Coisas boas podem acontecer com este corpo

Mari Matos
Afetos Insurgentes
Published in
6 min readSep 21, 2022

Reflexões sobre prazer, sexualidade e violência; tentativas de vivenciar o corpo para além das opressões

via pexels

ela me chupa

e eu me pergunto

se meu gozo lhe cai bem

sua boca exploratória

a qualquer momento

pode acabar encontrando

a minha dor

indigesta

_ mari matos

Sexualidade é uma temática que, para muitos de nós, mistura dor, prazer, trauma, abuso, afeto, medo, vergonha, fantasia, desejo e mais um tanto de coisa. Tudo junto ao mesmo tempo.

Ao longo da vida, aprendemos que sexo é pecado e, portanto, passível de punição. Relações sexuais teriam como consequência inevitável um misto de doenças, inferno e gravidez indesejada. Tudo um tanto sujo e perigoso. A única maneira de viver isso com mais segurança seria através do casamento. Sair transando por aí só porque tem vontade, de jeito nenhum.

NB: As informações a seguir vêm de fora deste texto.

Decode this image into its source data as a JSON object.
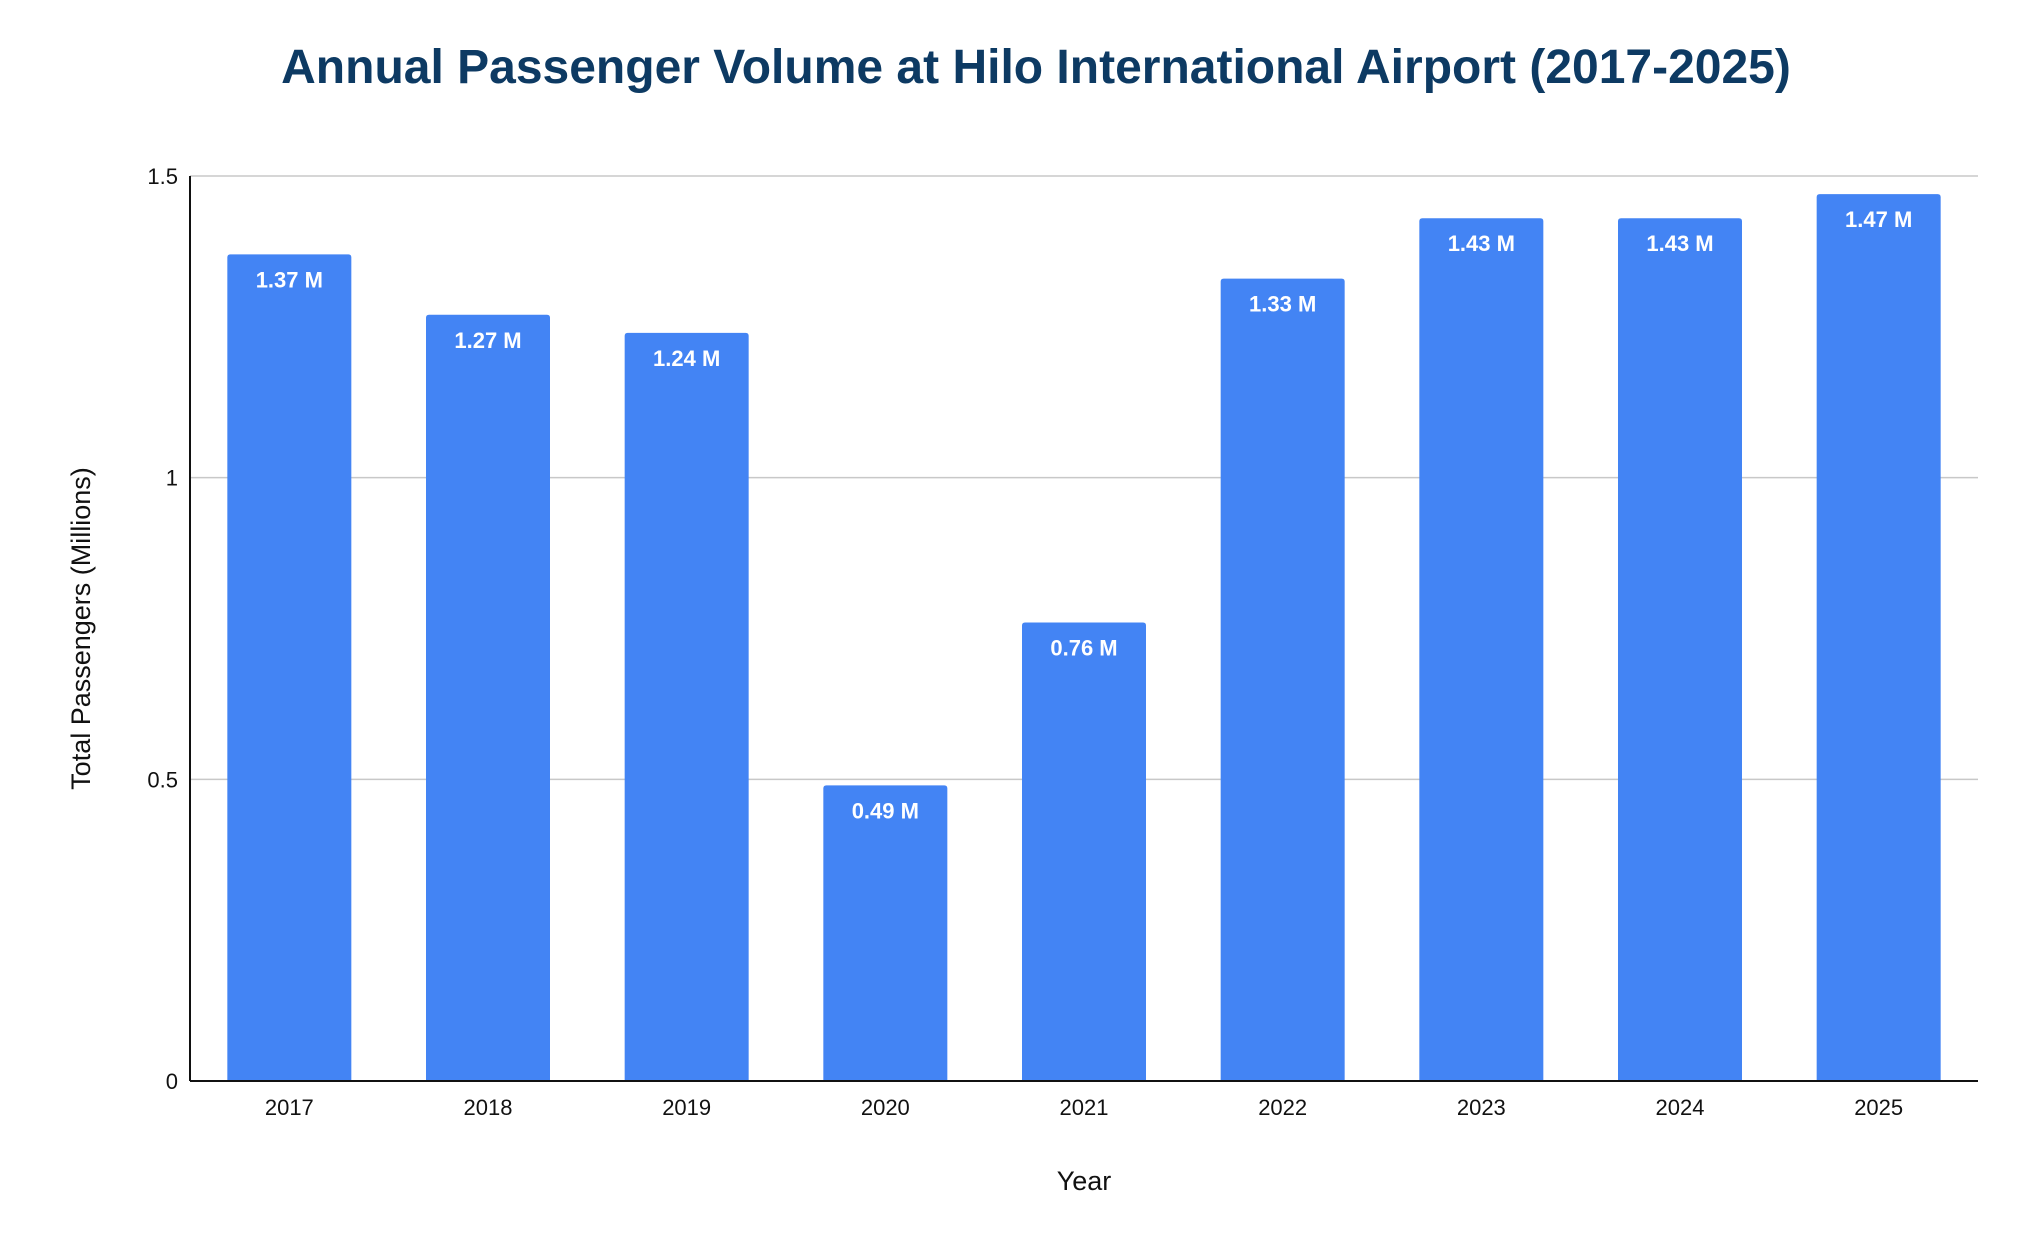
{
  "chart_data": {
    "type": "bar",
    "title": "Annual Passenger Volume at Hilo International Airport (2017-2025)",
    "xlabel": "Year",
    "ylabel": "Total Passengers (Millions)",
    "categories": [
      "2017",
      "2018",
      "2019",
      "2020",
      "2021",
      "2022",
      "2023",
      "2024",
      "2025"
    ],
    "values": [
      1.37,
      1.27,
      1.24,
      0.49,
      0.76,
      1.33,
      1.43,
      1.43,
      1.47
    ],
    "data_labels": [
      "1.37 M",
      "1.27 M",
      "1.24 M",
      "0.49 M",
      "0.76 M",
      "1.33 M",
      "1.43 M",
      "1.43 M",
      "1.47 M"
    ],
    "ylim": [
      0,
      1.5
    ],
    "yticks": [
      0,
      0.5,
      1,
      1.5
    ],
    "ytick_labels": [
      "0",
      "0.5",
      "1",
      "1.5"
    ],
    "grid": true,
    "bar_color": "#4384f4",
    "title_color": "#0d3a63",
    "grid_color": "#c8c8c8",
    "axis_color": "#111111"
  }
}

Além disso, existe todo um jogo para fisgar o coração de alguém, o qual pode ser rapidamente aprendido através de novelas, séries e produções hollywoodianas. Você deve se empenhar ainda mais para isso se determinaram que você é uma mulher e que sua cor preferida é rosa. Na verdade, sexo em relações monogâmicas entre pessoas cis-hetero sempre me soou como uma moeda de troca: trepadas regulares para ele, felizes para sempre para ela.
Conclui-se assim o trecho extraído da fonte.